Here’s what we know about life. I have all kinds of natural feelings in my life and it doesn’t necessarily mean that I should act on every feeling. Sometimes I get angry and I feel like punching a guy in the nose. It doesn’t mean I act on it. Sometimes I feel attracted to women who are not my wife. I don’t act on it. Just because I have a feeling doesn’t make it right. Not everything natural is good for me. Arsenic is natural.

And in dealing with the criticism  Warren takes the familiar role of playing the victim:

“If you disagree with somebody today you’re often called a hater,” Warren told HuffPost Live host Marc Lamont Hill. “I don’t really hate anybody. Or you’re called ‘phobic.’ I’m not afraid of anybody. I have many, many gay friends.”

That said, Warren added that he might not agree with certain actions, and said that there is a moral difference between love and sex. “It’s not a sin to love somebody,” he said. “It might be a sin to have sex with them.”

Rather go into a long-winded explanation of why Warren is wrong, I will speak to him man-to-man:

Dear Mr. Warren,

I don’t give a rat’s ass whether or not you hate me. I don’t lay up awake at night wringing my hands or crying about whether or not you hate me. What I don’t like . . . what the gay community does not . . .  like is when folks like you who have an enormous platform manipulate it to trivialize us, to demean our lives, our loved ones, and our families. I don’t know about any other group, but I as a gay man I don’t like being compared to punching someone in the nose. And I certainly don’t like being compared to the poison arsenic.

What you said about gays is no different than slurring women, or Jewish people, or African-Americans. It’s not about hatred. Most of the time, it’s never about hatred. It’s about ignorance fueled by egotism disguised as religious beliefs and fevered imaginations about sexual intercourse. And by the way, just where in the heck are you coming from when you started talking about sex? Is that what it’s about to you when it comes to gays? Those gay friends you speak of, is that what you think of them? Cases of flesh engaging in wanton sexual activity?

You are not talking about fictional characters here when you talk about gays. You are talking about real people. You are talking about mothers and fathers and children.
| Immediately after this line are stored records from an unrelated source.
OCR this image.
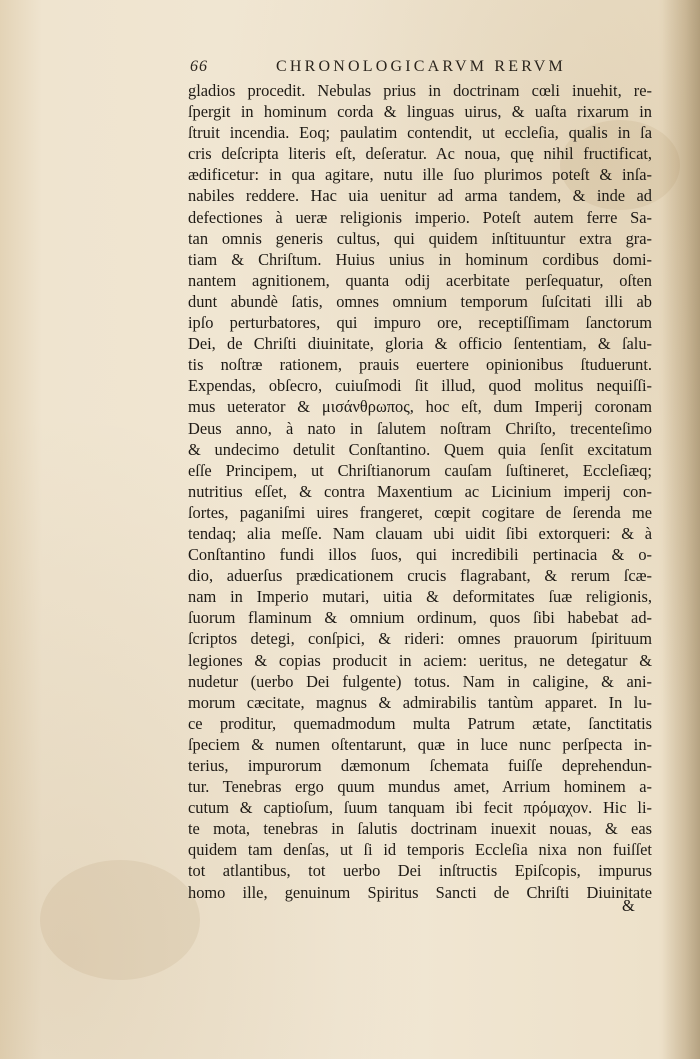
66	CHRONOLOGICARVM RERVM
gladios procedit. Nebulas prius in doctrinam cœli inuehit, re-
ſpergit in hominum corda & linguas uirus, & uaſta rixarum in
ſtruit incendia. Eoq; paulatim contendit, ut eccleſia, qualis in ſa
cris deſcripta literis eſt, deſeratur. Ac noua, quę nihil fructificat,
ædificetur: in qua agitare, nutu ille ſuo plurimos poteſt & inſa-
nabiles reddere. Hac uia uenitur ad arma tandem, & inde ad
defectiones à ueræ religionis imperio. Poteſt autem ferre Sa-
tan omnis generis cultus, qui quidem inſtituuntur extra gra-
tiam & Chriſtum. Huius unius in hominum cordibus domi-
nantem agnitionem, quanta odij acerbitate perſequatur, oſten
dunt abundè ſatis, omnes omnium temporum ſuſcitati illi ab
ipſo perturbatores, qui impuro ore, receptiſſimam ſanctorum
Dei, de Chriſti diuinitate, gloria & officio ſententiam, & ſalu-
tis noſtræ rationem, prauis euertere opinionibus ſtuduerunt.
Expendas, obſecro, cuiuſmodi ſit illud, quod molitus nequiſſi-
mus ueterator & μισάνθρωπος, hoc eſt, dum Imperij coronam
Deus anno, à nato in ſalutem noſtram Chriſto, trecenteſimo
& undecimo detulit Conſtantino. Quem quia ſenſit excitatum
eſſe Principem, ut Chriſtianorum cauſam ſuſtineret, Eccleſiæq;
nutritius eſſet, & contra Maxentium ac Licinium imperij con-
ſortes, paganiſmi uires frangeret, cœpit cogitare de ſerenda me
tendaq; alia meſſe. Nam clauam ubi uidit ſibi extorqueri: & à
Conſtantino fundi illos ſuos, qui incredibili pertinacia & o-
dio, aduerſus prædicationem crucis flagrabant, & rerum ſcæ-
nam in Imperio mutari, uitia & deformitates ſuæ religionis,
ſuorum flaminum & omnium ordinum, quos ſibi habebat ad-
ſcriptos detegi, conſpici, & rideri: omnes prauorum ſpirituum
legiones & copias producit in aciem: ueritus, ne detegatur &
nudetur (uerbo Dei fulgente) totus. Nam in caligine, & ani-
morum cæcitate, magnus & admirabilis tantùm apparet. In lu-
ce proditur, quemadmodum multa Patrum ætate, ſanctitatis
ſpeciem & numen oſtentarunt, quæ in luce nunc perſpecta in-
terius, impurorum dæmonum ſchemata fuiſſe deprehendun-
tur. Tenebras ergo quum mundus amet, Arrium hominem a-
cutum & captioſum, ſuum tanquam ibi fecit πρόμαχον. Hic li-
te mota, tenebras in ſalutis doctrinam inuexit nouas, & eas
quidem tam denſas, ut ſi id temporis Eccleſia nixa non fuiſſet
tot atlantibus, tot uerbo Dei inſtructis Epiſcopis, impurus
homo ille, genuinum Spiritus Sancti de Chriſti Diuinitate
&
Nieces, nephews, uncles, aunts, grandparents.

The gay community don’t care about your hatred. We have had to deal with worse things than an odious pastor who may or may not hate us.

But your ignorance . . . now that’s the problem. If you do have gay friends, perhaps you should converse more with them. Maybe then you wouldn’t be so quick to use your platform to demean them and the rest of us gays.

Remember, there are some of us who don’t have a platform like you do, therefore don’t you think you have a major responsibility not to come across as an ignoramus?

You have every right to believe what you want in accordance to your religious philosophy but if you think that you will insult the gay community and expect us to smile about it, think again.

We don’t want your tolerance and we certainly don’t need your acceptance.

AND we will NOT put up with your ignorance.

(The sound you are now hearing is this queen dropping the microphone.)